James Tilly Matthews (1770– 10 January 1815) was a London tea broker, originally from Wales, who was committed to the Bethlem (Bedlam) psychiatric hospital in 1797, and is considered to be the first fully documented case of paranoid schizophrenia.

The „Air Loom“

John Haslam’s illustration of Matthews‘ Air Loom

Matthews believed that a gang of criminals and spies skilled in „pneumatic chemistry“ had taken up residence at London Wall in Moorfields (close to Bethlem) and were tormenting him by means of rays emitted by a machine called the „Air Loom“. The torments induced by the rays included „Lobster-cracking“, during which the circulation of the blood was prevented by a magnetic field; „Stomach-skinning“; and „Apoplexy-working with the nutmeg grater“ which involved the introduction of fluids into the skull. His persecutors bore such names as „the Middleman“ (who operated the Air Loom), „the Glove Woman“ and „Sir Archy“ (who acted as „repeaters“ or „active worriers“ to enhance Matthews‘ torment or record the machine’s activities) and their leader, a man called „Bill, or the King“.

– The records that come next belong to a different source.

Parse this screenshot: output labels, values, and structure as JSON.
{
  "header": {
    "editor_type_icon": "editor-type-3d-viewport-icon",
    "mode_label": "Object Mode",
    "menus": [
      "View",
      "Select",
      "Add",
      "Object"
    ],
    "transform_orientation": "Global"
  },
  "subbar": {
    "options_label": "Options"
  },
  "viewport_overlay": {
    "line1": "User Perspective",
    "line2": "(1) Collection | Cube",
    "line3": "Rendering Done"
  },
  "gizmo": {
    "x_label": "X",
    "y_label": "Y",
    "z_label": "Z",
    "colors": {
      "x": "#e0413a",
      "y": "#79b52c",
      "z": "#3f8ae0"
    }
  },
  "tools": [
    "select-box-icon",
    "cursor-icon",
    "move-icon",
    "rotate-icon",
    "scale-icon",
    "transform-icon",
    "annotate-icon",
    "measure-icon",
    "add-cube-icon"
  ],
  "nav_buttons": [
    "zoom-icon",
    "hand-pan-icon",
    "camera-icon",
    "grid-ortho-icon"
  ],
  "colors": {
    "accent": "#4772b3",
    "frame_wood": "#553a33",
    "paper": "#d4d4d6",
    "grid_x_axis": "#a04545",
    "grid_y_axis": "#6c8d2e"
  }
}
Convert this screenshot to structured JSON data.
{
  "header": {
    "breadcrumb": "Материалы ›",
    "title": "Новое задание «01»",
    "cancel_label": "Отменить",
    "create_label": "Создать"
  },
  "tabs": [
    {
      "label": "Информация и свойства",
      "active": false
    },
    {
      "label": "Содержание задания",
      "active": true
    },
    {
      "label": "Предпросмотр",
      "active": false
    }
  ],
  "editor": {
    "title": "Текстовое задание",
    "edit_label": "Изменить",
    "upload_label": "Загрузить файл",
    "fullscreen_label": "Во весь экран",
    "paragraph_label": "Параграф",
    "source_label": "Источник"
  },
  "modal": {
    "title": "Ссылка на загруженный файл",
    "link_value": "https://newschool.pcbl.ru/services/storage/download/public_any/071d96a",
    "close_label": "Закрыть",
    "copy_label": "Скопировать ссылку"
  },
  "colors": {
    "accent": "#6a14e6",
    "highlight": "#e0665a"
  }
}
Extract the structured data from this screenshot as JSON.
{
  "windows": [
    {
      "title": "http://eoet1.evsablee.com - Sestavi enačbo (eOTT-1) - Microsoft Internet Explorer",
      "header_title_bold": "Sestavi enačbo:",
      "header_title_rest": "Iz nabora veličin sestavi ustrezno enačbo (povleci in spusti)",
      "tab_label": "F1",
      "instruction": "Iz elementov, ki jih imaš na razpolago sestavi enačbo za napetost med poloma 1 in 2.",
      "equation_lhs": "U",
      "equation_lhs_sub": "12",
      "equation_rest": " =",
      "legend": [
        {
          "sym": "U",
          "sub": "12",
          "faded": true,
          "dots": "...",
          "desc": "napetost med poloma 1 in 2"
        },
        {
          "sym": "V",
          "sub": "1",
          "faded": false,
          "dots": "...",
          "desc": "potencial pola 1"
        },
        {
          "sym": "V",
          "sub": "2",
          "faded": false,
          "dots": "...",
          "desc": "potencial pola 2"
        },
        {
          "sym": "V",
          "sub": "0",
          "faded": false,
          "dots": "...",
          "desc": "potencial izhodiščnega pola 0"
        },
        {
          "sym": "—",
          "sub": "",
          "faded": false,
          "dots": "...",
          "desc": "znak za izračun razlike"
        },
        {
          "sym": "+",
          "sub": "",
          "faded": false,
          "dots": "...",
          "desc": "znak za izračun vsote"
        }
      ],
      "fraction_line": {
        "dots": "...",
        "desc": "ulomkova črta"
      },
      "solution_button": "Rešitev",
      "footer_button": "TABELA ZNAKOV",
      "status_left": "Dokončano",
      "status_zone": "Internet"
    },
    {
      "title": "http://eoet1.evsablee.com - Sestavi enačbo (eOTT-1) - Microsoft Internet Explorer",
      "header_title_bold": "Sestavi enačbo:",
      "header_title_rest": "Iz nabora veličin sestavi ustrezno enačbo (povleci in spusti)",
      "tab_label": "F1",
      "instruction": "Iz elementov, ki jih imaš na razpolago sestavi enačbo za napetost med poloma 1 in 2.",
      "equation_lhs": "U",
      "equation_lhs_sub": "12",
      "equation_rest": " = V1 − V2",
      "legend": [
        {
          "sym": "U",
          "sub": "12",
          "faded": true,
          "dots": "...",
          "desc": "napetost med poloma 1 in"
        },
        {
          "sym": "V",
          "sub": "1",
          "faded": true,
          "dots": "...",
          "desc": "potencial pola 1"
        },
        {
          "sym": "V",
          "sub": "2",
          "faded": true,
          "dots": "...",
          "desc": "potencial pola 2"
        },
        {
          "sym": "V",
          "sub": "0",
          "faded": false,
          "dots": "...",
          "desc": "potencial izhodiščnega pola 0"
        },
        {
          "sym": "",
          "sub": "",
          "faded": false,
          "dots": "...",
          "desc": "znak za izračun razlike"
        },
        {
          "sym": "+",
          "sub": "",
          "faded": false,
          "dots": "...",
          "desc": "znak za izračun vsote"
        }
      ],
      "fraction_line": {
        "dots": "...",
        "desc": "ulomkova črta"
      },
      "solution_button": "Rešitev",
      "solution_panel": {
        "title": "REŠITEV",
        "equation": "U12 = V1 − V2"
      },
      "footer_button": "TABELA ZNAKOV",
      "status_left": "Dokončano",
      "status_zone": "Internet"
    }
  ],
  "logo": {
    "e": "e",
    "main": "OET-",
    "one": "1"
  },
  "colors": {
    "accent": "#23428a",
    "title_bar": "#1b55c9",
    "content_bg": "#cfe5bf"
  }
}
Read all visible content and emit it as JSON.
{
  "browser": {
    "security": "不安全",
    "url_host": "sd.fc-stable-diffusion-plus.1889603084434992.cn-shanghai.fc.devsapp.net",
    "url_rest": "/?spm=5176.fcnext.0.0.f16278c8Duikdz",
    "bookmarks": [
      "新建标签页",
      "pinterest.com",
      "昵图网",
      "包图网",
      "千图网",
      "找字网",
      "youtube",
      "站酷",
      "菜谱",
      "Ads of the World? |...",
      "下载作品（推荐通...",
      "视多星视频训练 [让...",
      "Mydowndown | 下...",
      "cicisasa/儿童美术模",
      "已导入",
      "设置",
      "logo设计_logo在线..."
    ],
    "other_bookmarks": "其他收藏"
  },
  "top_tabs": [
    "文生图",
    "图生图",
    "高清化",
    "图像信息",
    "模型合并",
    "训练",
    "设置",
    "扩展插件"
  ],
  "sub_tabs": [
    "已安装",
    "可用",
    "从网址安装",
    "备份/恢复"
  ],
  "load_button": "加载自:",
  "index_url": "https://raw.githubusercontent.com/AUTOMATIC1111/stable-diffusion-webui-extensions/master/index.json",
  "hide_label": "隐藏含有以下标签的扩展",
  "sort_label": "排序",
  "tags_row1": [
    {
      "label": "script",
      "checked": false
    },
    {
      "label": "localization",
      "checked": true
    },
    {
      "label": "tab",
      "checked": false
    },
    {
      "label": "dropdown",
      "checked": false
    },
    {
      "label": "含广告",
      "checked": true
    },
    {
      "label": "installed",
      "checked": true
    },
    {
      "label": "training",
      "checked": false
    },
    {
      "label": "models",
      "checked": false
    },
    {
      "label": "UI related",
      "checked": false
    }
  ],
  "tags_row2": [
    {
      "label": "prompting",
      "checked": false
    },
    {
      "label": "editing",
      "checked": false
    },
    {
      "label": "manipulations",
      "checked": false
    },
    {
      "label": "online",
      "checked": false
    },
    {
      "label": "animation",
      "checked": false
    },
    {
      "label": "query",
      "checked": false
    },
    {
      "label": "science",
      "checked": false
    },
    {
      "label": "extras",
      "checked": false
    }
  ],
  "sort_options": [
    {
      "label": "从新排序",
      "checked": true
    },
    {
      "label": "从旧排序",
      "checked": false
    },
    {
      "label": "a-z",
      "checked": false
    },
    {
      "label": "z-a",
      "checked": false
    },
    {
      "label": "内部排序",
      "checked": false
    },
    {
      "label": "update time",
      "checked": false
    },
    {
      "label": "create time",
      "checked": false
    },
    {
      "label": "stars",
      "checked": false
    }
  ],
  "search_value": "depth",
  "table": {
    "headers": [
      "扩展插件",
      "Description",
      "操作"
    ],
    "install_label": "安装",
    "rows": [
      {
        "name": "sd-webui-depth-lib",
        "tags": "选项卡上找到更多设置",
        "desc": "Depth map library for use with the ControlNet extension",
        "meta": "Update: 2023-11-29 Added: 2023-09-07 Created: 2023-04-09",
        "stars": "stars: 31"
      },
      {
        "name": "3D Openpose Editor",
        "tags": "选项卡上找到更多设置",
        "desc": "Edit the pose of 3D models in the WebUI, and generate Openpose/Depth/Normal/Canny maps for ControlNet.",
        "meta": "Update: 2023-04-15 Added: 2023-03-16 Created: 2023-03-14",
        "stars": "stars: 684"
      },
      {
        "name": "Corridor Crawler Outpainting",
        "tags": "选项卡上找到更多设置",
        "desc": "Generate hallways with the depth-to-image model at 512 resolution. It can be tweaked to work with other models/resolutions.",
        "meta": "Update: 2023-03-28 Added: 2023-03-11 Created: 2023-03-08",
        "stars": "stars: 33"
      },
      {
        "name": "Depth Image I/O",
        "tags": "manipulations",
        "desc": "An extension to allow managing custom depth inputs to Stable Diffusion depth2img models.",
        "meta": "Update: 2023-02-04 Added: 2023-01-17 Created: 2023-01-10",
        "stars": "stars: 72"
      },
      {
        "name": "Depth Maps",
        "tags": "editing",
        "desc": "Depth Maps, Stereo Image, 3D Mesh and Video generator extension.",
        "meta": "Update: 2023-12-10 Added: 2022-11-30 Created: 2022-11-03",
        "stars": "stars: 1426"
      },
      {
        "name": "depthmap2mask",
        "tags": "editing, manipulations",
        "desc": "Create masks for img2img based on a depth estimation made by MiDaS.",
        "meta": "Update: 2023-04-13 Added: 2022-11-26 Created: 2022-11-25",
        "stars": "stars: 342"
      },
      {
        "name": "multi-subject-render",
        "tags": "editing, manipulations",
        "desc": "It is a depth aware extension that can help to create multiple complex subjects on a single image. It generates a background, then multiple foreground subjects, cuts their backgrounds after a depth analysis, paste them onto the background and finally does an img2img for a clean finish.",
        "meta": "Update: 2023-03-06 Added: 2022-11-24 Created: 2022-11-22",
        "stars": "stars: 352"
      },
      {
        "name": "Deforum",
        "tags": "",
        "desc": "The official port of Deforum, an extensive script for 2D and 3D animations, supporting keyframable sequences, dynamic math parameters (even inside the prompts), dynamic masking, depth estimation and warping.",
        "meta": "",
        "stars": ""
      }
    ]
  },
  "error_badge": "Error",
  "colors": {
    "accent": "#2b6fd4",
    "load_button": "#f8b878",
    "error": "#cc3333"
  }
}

Matthews‘ delusions had a definite political slant: he claimed that the purpose of this gang was espionage, and that there were many other such gangs armed with Air Looms all over London, using „pneumatic practitioners“ to „premagnetize“ potential victims with „volatile magnetic fluid“. According to Matthews, their chief targets (apart from himself) were leading government figures. By means of their „rays“ they could influence ministers‘ thoughts and read their minds. Matthews declared that William Pitt was „not half“ susceptible to these attacks and held that these gangs were responsible for the British military disasters at Buenos Aires in 1807 and Walcheren in 1809 and also for the Nore Mutiny of 1797.

In 1814 Matthews was moved to „Fox’s London House“, a private asylum in Hackney, where he became a popular and trusted patient, the asylum’s owner, Dr. Fox, regarding him as sane. Matthews assisted with book-keeping and gardening until his death on 10 January 1815.

Although it is impossible to make an unequivocal diagnosis of a long-dead person, Matthews‘ description of his torment by the „Air Loom Gang“ reads as a classic example of paranoid persecutory delusions brought on as part of a psychotic episode. From this, it can be concluded that his disorder was most likely schizophrenia, although retrospective diagnoses should be treated with caution.

It should also be noted that while Haslam kept notes on Matthews, Matthews kept notes on Haslam and his treatment in Bethlem. This formed part of the evidence looked at by a Select Committee of the House of Commons in 1815, the findings of which led to Haslam’s dismissal and reform of the treatment of patients in the Bethlem Hospital.

Matthews was also important in the history of psychiatry for more practical reasons. During his involuntary confinement he took part in a public competition to design plans for the rebuilding of Bethlem hospital. Bethlem’s governors thought so well of the 46 pages of designs submitted by Matthews that they paid him £50 and the drawings finally used to build the new hospital show some features proposed by Matthews.